The boy admitted that he has been smoking bhang since he was in Standard Six, and buys it from Nigeria Ndogo. The father said he had tried to stop him from smoking bhang but in vain.

The boy, without his father’s knowledge, had missed school for a week and was called by the head teacher to inquire why.

The boy blames his habit on peer pressure, adding that it is near impossible to stop if half of the students smoke bhang.

“As a leader of this community, sometimes I feel mentally disturbed because the cases that come to my office can really traumatise someone. They are too much,” said Kamwara.

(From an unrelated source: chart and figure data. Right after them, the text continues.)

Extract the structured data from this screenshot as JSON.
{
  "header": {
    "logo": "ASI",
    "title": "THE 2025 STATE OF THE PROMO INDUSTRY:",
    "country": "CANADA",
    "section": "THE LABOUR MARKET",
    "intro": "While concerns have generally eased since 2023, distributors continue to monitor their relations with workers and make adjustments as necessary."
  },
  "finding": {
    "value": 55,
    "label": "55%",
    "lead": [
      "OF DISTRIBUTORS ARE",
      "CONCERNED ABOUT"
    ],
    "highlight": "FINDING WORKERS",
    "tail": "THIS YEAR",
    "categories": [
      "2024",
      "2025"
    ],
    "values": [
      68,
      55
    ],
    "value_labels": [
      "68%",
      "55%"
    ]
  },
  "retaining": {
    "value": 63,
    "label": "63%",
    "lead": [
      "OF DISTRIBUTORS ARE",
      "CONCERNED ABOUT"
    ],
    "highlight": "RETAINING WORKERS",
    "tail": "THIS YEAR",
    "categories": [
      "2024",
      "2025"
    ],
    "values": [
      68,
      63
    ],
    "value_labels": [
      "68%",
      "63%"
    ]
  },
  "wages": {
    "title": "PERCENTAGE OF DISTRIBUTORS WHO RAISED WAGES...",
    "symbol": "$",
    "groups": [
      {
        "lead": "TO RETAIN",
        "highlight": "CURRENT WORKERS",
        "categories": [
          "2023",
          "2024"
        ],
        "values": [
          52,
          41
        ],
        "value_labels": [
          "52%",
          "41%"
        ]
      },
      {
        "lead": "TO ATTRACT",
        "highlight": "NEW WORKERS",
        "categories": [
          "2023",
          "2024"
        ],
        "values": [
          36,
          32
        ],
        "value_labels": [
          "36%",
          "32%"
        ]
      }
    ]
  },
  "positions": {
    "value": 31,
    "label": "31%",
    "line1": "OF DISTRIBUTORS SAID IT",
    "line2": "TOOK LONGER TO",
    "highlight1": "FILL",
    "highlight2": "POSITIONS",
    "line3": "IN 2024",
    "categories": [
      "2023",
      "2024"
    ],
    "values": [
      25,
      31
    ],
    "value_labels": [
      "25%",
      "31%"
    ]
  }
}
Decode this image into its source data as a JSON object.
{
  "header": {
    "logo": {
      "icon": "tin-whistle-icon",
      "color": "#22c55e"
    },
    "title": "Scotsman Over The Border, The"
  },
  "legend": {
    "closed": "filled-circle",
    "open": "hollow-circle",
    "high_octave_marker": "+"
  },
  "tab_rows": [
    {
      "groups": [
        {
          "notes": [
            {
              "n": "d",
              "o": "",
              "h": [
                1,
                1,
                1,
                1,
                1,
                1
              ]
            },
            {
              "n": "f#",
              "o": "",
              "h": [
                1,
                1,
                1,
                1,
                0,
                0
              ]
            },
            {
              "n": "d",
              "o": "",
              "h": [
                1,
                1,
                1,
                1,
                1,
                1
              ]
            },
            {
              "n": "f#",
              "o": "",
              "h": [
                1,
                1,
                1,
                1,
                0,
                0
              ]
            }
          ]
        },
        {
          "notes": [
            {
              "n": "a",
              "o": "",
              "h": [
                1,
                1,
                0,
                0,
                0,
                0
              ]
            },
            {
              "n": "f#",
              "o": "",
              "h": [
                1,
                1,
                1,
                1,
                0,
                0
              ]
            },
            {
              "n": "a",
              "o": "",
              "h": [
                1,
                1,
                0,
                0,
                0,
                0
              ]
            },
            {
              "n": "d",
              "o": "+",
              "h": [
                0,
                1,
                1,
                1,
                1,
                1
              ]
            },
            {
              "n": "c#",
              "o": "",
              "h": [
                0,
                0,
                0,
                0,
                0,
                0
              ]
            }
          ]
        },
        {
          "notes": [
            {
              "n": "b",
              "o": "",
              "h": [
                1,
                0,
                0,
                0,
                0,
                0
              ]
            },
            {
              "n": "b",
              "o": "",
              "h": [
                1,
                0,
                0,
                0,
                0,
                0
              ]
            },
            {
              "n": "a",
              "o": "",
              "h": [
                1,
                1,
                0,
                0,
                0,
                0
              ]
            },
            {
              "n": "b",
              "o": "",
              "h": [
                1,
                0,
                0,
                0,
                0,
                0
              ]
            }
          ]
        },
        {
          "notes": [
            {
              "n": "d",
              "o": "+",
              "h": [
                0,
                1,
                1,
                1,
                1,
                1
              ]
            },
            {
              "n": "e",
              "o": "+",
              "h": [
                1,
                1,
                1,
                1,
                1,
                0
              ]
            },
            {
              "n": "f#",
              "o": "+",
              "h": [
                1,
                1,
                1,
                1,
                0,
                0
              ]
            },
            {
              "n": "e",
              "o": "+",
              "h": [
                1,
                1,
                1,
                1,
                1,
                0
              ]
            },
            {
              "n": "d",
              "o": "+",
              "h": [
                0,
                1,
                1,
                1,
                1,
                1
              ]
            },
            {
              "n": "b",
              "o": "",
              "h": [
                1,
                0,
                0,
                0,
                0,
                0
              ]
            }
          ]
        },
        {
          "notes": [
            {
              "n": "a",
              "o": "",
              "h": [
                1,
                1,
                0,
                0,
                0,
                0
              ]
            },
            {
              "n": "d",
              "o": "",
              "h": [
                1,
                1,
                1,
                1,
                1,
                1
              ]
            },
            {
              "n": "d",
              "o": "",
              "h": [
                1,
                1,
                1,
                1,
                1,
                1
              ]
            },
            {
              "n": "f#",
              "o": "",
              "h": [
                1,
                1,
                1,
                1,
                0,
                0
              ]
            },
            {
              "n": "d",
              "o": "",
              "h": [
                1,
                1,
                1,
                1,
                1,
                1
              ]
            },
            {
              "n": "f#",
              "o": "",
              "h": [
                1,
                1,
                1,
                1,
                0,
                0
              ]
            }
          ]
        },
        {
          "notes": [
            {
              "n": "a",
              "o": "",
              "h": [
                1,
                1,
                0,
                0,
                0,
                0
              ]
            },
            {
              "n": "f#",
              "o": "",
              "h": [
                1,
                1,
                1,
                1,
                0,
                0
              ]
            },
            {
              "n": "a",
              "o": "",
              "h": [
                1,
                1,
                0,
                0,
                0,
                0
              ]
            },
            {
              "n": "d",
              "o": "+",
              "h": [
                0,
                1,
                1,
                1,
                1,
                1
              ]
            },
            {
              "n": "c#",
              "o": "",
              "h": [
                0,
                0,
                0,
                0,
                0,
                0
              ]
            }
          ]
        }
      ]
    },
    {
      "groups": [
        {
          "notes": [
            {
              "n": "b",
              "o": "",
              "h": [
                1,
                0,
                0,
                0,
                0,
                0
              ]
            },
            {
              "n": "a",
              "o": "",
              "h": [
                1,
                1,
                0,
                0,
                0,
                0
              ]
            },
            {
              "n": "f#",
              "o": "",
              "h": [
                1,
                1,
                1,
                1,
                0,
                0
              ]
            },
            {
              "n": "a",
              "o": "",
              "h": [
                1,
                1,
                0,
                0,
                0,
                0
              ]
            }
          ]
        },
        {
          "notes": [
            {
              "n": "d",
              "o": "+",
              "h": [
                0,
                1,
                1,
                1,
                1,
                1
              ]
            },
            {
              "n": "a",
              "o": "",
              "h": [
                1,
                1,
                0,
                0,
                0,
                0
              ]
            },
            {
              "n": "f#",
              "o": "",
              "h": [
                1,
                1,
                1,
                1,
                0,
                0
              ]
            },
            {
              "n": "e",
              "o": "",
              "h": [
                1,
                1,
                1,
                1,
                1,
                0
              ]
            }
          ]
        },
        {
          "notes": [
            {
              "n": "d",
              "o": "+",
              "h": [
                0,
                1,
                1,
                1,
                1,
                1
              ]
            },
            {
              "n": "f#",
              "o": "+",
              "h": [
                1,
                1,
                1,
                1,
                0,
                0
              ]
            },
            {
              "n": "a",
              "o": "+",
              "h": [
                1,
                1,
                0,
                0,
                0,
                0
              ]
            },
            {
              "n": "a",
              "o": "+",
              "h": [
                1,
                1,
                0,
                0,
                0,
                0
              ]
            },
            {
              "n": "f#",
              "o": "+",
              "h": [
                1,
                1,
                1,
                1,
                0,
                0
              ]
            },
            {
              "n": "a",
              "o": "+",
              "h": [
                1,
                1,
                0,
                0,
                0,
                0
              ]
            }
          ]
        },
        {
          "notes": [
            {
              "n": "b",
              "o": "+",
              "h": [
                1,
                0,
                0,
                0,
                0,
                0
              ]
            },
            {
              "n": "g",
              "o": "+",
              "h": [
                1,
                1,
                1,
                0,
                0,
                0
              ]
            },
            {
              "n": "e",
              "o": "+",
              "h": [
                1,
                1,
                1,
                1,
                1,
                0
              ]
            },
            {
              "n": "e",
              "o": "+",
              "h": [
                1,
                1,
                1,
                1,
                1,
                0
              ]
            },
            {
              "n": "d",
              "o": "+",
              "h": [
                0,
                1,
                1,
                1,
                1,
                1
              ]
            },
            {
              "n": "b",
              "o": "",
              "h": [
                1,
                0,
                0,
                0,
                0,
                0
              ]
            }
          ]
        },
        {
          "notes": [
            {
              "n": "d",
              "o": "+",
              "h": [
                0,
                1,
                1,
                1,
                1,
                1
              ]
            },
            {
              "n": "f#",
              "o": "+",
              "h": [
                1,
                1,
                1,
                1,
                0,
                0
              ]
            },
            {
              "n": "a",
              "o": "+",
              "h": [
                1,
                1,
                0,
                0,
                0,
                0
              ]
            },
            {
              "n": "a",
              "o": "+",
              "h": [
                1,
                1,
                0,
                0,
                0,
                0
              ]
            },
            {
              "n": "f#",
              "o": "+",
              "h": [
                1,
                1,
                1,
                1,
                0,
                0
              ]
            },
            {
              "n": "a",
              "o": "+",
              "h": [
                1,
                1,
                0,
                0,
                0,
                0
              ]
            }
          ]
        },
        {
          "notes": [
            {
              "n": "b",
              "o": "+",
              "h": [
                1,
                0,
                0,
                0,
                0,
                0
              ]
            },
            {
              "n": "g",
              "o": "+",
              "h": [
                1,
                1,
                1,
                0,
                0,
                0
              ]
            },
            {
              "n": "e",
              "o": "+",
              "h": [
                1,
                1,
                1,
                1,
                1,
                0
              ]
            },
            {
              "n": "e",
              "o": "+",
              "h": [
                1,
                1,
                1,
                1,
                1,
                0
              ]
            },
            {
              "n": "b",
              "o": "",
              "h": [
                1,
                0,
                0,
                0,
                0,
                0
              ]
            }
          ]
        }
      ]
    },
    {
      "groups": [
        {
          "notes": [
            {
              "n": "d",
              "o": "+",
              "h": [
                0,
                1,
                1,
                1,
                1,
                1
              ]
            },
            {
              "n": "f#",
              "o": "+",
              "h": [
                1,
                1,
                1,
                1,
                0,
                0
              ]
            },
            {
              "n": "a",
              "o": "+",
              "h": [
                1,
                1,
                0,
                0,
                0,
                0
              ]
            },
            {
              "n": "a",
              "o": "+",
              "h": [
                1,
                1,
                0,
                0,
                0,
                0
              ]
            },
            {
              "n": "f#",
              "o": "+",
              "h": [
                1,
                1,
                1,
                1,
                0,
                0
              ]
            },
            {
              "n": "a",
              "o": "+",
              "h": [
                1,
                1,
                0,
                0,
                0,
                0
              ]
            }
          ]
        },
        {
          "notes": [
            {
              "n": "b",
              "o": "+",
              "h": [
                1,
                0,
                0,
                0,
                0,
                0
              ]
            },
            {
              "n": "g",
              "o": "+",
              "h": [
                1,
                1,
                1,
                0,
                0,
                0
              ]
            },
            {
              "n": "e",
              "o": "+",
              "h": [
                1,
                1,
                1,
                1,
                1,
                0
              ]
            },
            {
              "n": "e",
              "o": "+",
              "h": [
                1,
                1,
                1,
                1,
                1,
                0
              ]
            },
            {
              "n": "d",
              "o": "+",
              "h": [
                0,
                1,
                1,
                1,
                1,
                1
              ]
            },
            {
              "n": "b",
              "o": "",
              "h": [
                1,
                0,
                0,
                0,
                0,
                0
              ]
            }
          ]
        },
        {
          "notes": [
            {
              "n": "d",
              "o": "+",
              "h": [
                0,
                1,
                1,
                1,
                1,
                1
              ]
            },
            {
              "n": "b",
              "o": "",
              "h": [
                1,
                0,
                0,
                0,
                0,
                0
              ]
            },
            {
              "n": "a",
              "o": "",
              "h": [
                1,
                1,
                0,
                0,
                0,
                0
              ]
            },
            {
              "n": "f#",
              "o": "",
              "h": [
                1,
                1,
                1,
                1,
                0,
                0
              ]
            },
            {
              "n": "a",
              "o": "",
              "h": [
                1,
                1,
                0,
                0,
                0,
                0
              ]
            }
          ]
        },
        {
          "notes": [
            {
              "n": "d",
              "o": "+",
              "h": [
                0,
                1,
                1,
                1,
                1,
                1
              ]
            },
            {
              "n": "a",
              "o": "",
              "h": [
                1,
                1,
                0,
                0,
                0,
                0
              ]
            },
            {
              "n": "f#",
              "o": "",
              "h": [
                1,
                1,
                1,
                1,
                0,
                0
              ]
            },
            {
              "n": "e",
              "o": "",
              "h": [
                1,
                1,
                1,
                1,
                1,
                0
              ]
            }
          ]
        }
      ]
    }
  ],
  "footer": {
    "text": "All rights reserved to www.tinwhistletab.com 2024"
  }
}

Surprisingly, in an assessment done in the then Starehe Constituency in 2014 by Community Anti-drug Coalitions of Kenya, women topped in the abuse of bhang (48 per cent), illegal alcohol (31 per cent), shisha (15.7 per cent) and hard drugs (20.1 per cent).

A very worrying trend was observed where the age group of 10 to 20 years topped the list of the respondents, who abused miraa (61 per cent), bhang (67 per cent), spirits (40 per cent), shisha (17 per cent) and hard drugs (17 per cent).